Allowing for an openness to the true, good, and beautiful, which is a clearing in much the way that clearing away brush and debris from a landscape allows you to see the land better, is on the way to the perfection of the soul; it allows an openness to that excellence which in Greek is called arête, and which, for Socrates is a higher order virtue because it is direct insight into truth, beauty, and goodness. If we consider virtue in the ordinary Greek sense, or even the ordinary sense in our culture, virtue is merely playing a social role with excellence. We say “silence is a virtue” for instance to indicate a kind of etiquette in certain circumstances. Arête as excellent virtue on the other hand is an inner excellence. It is not following the rules of convention, as it were. This distinction must be understood, for it is integral to Socrates’ project.
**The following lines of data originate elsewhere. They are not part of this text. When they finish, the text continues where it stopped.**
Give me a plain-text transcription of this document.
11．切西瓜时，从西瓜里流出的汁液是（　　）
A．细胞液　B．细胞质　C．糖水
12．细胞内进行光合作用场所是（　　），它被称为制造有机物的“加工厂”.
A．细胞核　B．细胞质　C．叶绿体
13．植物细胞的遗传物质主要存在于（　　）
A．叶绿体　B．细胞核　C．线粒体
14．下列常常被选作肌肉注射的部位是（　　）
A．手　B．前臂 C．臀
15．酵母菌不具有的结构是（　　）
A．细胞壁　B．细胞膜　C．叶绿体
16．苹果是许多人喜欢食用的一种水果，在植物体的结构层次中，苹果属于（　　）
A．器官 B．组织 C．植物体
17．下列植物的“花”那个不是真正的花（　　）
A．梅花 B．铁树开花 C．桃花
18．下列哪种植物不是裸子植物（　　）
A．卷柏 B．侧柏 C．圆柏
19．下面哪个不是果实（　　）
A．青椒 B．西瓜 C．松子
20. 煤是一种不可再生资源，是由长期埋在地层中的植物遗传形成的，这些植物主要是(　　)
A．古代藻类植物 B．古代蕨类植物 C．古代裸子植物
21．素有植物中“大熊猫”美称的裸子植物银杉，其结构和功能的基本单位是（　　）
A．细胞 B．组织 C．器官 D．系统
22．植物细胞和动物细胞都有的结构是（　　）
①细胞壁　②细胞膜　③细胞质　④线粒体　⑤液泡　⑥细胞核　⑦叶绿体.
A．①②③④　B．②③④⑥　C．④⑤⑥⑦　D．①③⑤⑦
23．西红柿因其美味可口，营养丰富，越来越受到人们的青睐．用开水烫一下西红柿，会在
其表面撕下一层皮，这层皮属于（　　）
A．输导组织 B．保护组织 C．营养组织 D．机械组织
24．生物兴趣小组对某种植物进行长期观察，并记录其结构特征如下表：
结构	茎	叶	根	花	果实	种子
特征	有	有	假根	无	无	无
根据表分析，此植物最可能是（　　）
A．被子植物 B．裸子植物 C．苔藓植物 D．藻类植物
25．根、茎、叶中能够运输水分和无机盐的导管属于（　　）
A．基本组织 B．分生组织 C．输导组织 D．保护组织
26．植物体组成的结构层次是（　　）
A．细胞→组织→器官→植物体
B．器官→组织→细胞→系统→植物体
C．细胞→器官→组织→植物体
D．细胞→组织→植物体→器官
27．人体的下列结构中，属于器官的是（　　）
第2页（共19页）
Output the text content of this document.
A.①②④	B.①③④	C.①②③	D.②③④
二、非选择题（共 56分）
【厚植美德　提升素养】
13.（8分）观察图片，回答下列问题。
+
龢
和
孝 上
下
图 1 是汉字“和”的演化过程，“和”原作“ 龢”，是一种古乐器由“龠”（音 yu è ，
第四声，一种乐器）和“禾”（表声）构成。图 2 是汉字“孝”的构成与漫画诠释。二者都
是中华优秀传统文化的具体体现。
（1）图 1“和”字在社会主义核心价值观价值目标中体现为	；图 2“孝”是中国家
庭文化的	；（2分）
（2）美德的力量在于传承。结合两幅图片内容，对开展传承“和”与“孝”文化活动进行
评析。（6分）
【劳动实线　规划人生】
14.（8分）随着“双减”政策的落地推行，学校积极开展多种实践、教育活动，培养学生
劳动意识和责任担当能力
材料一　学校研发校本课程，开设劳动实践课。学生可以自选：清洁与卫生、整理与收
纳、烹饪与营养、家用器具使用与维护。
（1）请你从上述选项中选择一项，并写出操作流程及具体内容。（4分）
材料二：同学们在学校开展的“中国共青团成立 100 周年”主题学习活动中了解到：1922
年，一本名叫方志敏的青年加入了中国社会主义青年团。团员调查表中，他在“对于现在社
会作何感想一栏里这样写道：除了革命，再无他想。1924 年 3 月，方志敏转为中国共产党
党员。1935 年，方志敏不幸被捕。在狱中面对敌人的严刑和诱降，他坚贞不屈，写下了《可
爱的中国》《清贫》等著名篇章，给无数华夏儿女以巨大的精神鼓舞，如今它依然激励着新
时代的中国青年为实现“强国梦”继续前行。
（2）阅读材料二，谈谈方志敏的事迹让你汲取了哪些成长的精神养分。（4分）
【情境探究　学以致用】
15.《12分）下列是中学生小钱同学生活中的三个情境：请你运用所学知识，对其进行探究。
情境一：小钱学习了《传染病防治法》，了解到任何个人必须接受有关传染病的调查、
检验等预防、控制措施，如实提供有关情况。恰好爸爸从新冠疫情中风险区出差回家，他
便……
To conclude this treatment of Socrates’ project, which is perfection of the soul, we still need investigate how this is done – the method Socrates employs – and how this perfection of the soul is implicated into a larger understanding of philosophy and living philosophically. The Socratic method, which is the use of irony and dialog is also immediately implicated into what might be considered Socratic philosophy more generally. I address both of these, method and the exhortation to philosophy in separate essays.

[1] This refers to the work by Plato, The Apology, considered by most scholars to be a faithful account of Socrates speeches before the Athenian juries, and therefore it is also considered to be an early dialog.

[2] Socrates means the very essence of the beautiful, as all beautiful things participate in beauty itself.

[3] Phaedo, 64a Phaedo is considered a middle dialog, but I am of the opinion that this particular belief is consisten with Socrates thoughts about death, while the more precise thoughts about the afterlife are Plato’s. It is good to consider that Socrates was agnostic about the afterlife (cf. Apology, Crito) while Plato had an afterlife consistent with his metaphysics.

[4] This point is made clearly in Apology, 36b: “…I have deliberately not led a quiet life but have neglected what occupies most people: wealth, household affairs, the position of general or public orator or the other offices, the political clubs and factions that exist in the city…”

[5] We might also consider here the Platonic, possibly Socratic, idea that knowledge is really recollecting. See Phaedo, 72e and Meno, 81b ff. It is more likely that this is more Platonic than Socratic, given the dates of these dialogs, which locate them in his middle period, where Socrates’ voice gives way to Plato’s.

[6] In philosophy demonstration is that capacity to show how and why it is true. It would be showing how 2+2=4 is true by taking two sets of two things, putting them together and counting a total of four.